BS : “Iya, temenan semua kok ini. Baik-baik aja.”
R : “Di belakang itu rumah-rumah semua Bu?”
BS : “Yaa, rumah yang jualan di depan.”
R : “Suka ada kegiatan gitu nggak Bu sama tetangga-tetangga Ibu?”
BS : “Kalo kegiatan sih ada, biasa lah, 17-an, arisan.”
Dari percakapan tersebut, saya mendapatkan informasi bahwa Bu Salsa ikut dalam
dinamika masyarakat. Beliau berhubungan baik dengan lingkungannya, berteman dengan
tetangga-tetangganya.
Selama percakapan kami, ada beberapa pelanggan yang datang membeli makanan dan
minuman dan Bu Salsa selalu siap untuk melayani mereka semua. Walau sedang bercakap
dengan saya, beliau tidak menjadi terganggu dalam melayani pelanggannya, dan pelanggannya
pun tidak terganggu dengan saya yang mengajak beliau bercakap. Mungkin terganggu karena
areanya semakin sempit karena ada saya yang berdiam diri di warung Bu Salsa. Terkadang
omongannya kepada saya terpotong untuk melayani pelanggan, namun, setelah melayani,
beliau langsung melanjutkan omongannya yang terpotong itu. Saya senang akan hal itu karena
artinya Bu Salsa mulai fokus dalam bercakap dengan saya.

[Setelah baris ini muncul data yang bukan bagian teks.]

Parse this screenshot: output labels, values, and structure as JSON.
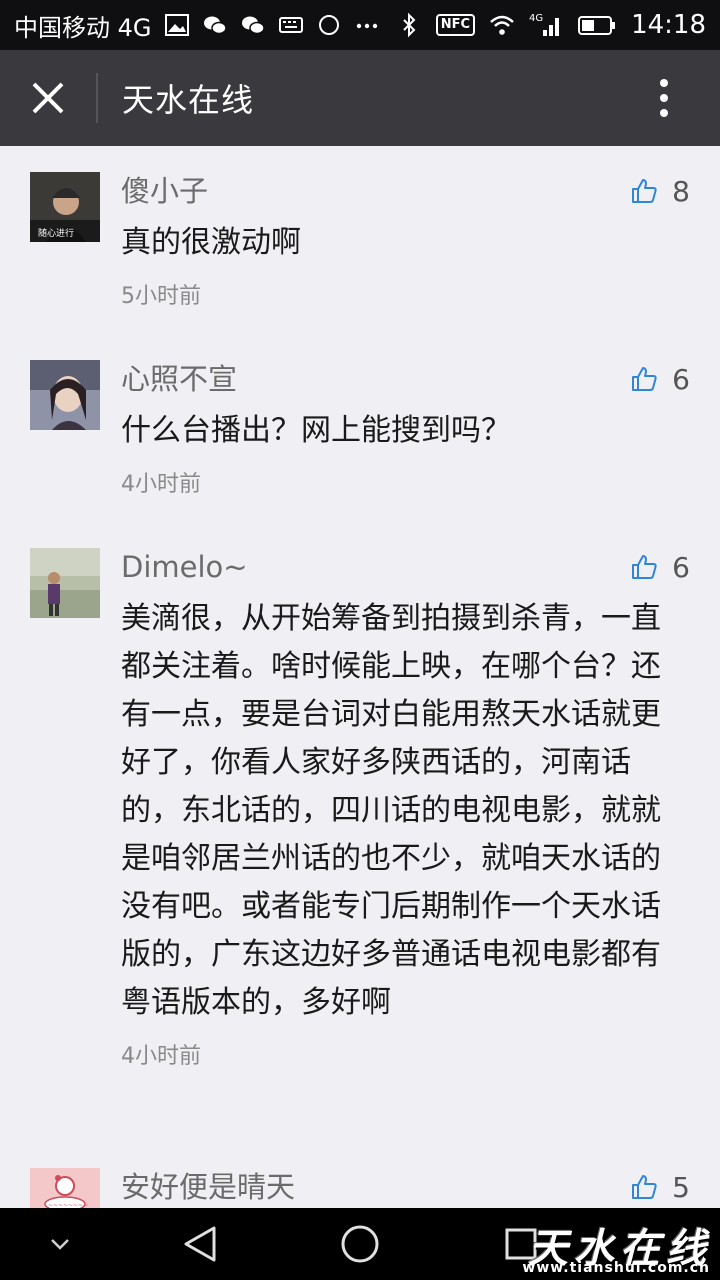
{
  "status_bar": {
    "carrier": "中国移动 4G",
    "nfc": "NFC",
    "network": "4G",
    "time": "14:18"
  },
  "header": {
    "title": "天水在线",
    "close_icon": "close-icon",
    "more_icon": "more-vertical-icon"
  },
  "comments": [
    {
      "name": "傻小子",
      "text": "真的很激动啊",
      "time": "5小时前",
      "likes": "8",
      "avatar": "avatar-man-cap"
    },
    {
      "name": "心照不宣",
      "text": "什么台播出？网上能搜到吗？",
      "time": "4小时前",
      "likes": "6",
      "avatar": "avatar-woman"
    },
    {
      "name": "Dimelo~",
      "text": "美滴很，从开始筹备到拍摄到杀青，一直都关注着。啥时候能上映，在哪个台？还有一点，要是台词对白能用熬天水话就更好了，你看人家好多陕西话的，河南话的，东北话的，四川话的电视电影，就就是咱邻居兰州话的也不少，就咱天水话的没有吧。或者能专门后期制作一个天水话版的，广东这边好多普通话电视电影都有粤语版本的，多好啊",
      "time": "4小时前",
      "likes": "6",
      "avatar": "avatar-landscape"
    },
    {
      "name": "安好便是晴天",
      "text": "",
      "time": "",
      "likes": "5",
      "avatar": "avatar-cartoon"
    }
  ],
  "nav": {
    "back_icon": "back-triangle-icon",
    "home_icon": "home-circle-icon",
    "recent_icon": "recent-square-icon",
    "down_icon": "chevron-down-icon"
  },
  "watermark": {
    "text": "天水在线",
    "url": "www.tianshui.com.cn"
  }
}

Suatu saat, datang seorang lelaki yang mengenakan seragam Telkom Indonesia, ia
berbincang seperti akan memasang telefon di rumah Bu Salsa. Saya pun melihat dirinya dan
lelaki ini sangat akrab, bercanda selayaknya sahabat, dan saya berpikir bahwa Bu Salsa ini
orangnya senang bercanda dan mudah bergaul dengan orang-orang yang ada di sekitarnya.

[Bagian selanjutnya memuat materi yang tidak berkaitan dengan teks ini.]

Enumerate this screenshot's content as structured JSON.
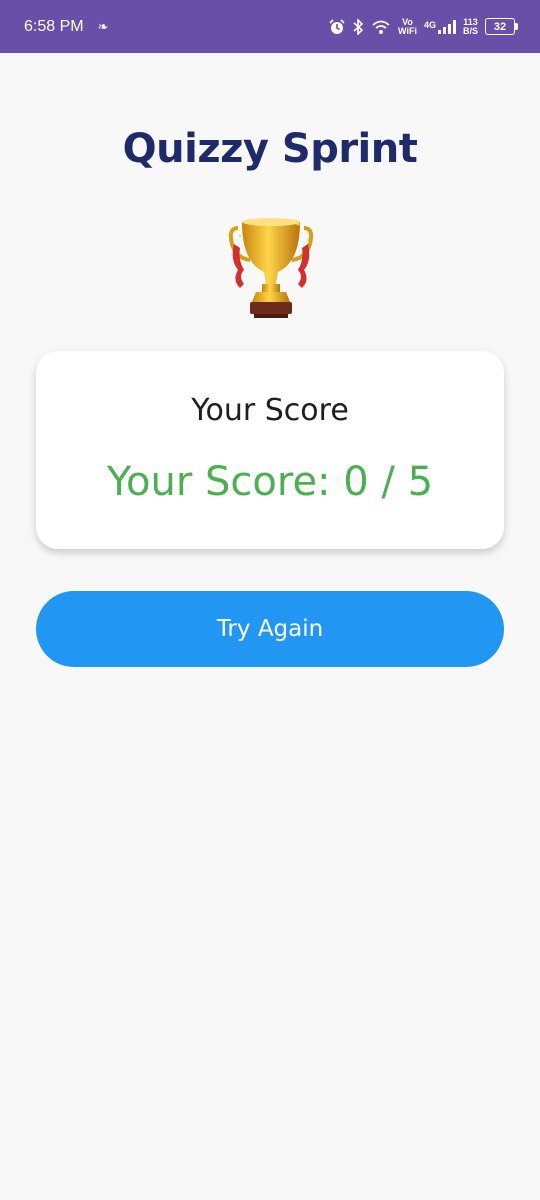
{
  "status_bar": {
    "time": "6:58 PM",
    "volte_top": "Vo",
    "volte_bottom": "WiFi",
    "network": "4G",
    "speed_top": "113",
    "speed_bottom": "B/S",
    "battery": "32",
    "icons": [
      "notification-icon",
      "alarm-icon",
      "bluetooth-icon",
      "wifi-icon",
      "signal-icon",
      "battery-icon"
    ]
  },
  "app": {
    "title": "Quizzy Sprint",
    "trophy_icon": "trophy-icon"
  },
  "score_card": {
    "heading": "Your Score",
    "value": "Your Score: 0 / 5"
  },
  "actions": {
    "try_again_label": "Try Again"
  },
  "colors": {
    "status_bar": "#6a4fa8",
    "title": "#1f2a6b",
    "score_value": "#4caf50",
    "button": "#2196f3",
    "background": "#f8f8f8"
  }
}
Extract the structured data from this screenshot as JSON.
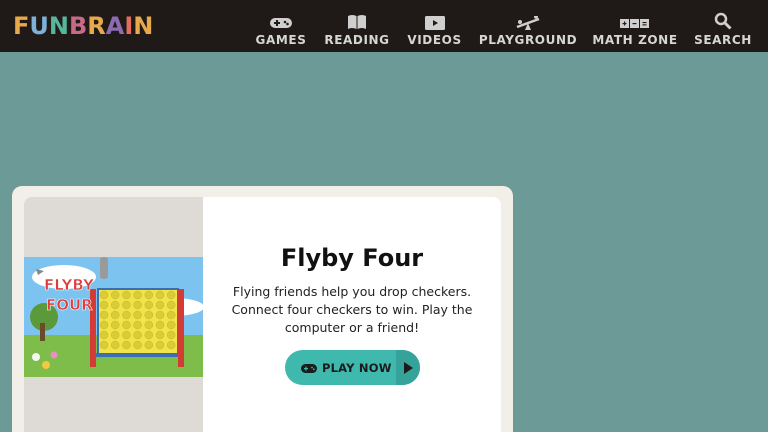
{
  "header": {
    "logo_letters": [
      {
        "ch": "F",
        "color": "#e8a94a"
      },
      {
        "ch": "U",
        "color": "#7fb0d8"
      },
      {
        "ch": "N",
        "color": "#58b59c"
      },
      {
        "ch": "B",
        "color": "#c86a86"
      },
      {
        "ch": "R",
        "color": "#e8a94a"
      },
      {
        "ch": "A",
        "color": "#8c6bb1"
      },
      {
        "ch": "I",
        "color": "#e26d5a"
      },
      {
        "ch": "N",
        "color": "#e8a94a"
      }
    ],
    "nav": [
      {
        "label": "GAMES",
        "icon": "gamepad-icon"
      },
      {
        "label": "READING",
        "icon": "book-icon"
      },
      {
        "label": "VIDEOS",
        "icon": "video-icon"
      },
      {
        "label": "PLAYGROUND",
        "icon": "seesaw-icon"
      },
      {
        "label": "MATH ZONE",
        "icon": "math-symbols-icon"
      },
      {
        "label": "SEARCH",
        "icon": "magnifier-icon"
      }
    ]
  },
  "card": {
    "image_text": {
      "line1": "FLYBY",
      "line2": "FOUR"
    },
    "title": "Flyby Four",
    "description": "Flying friends help you drop checkers. Connect four checkers to win. Play the computer or a friend!",
    "play_label": "PLAY NOW"
  },
  "colors": {
    "background": "#6b9a97",
    "header": "#1f1a17",
    "button": "#3fb8ae"
  }
}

Namun, setelah saya bertanya apakah benar lelaki itu akan memasang telefon di rumah beliau
itu atau tidak, beliau tertawa dan mengoreksi saya, beliau mengatakan bahwa lelaki tersebut
merupakan anaknya. Saya pun terkejut, lelaki itu sudah dewasa dan kelihatannya berumur
sekitar 27 tahun, namun Ibu itu terlihat masih muda sekali. Saya pun tertawa saat lelaki dewasa
itu menanyakan kepada Ibunya, “Mi, masak apa nanti malam?”
14
Setelah bercakap selama sekitar 20 menit itu, saya pun mencukupi pembicaraan saya
dengan Bu Salsa agar beliau dapat melanjutkan pekerjaannya, dan agar tidak terlalu
menyeramkan atau mencurigakan bila saya berlama-lama bertanya-tanya tentang hidup Bu
Salsa. Saya berpura-pura membaca sebuah SMS dari penjemput saya untuk pulang.
R : (mengecek HP)
R : “Aduh, Bu, jemputan aku udah dateng nih di depan. Aku pamit dulu ya.”
BS : “Iya, mbak. Ati-ati.”
R : “Makasih banyak ya, Bu. Sukses terus, hehehe.”
BS : “Iya, mbak.”
Saya pun pamit dan keluar dari warung Bu Salsa, lalu kembali ke tempat kelompok
saya untuk berkumpul. Saat itu jam 3, dan kami pun sekelompok merancang catatan dari
observasi kali ini untuk berlapor kepada Dr. Palupi.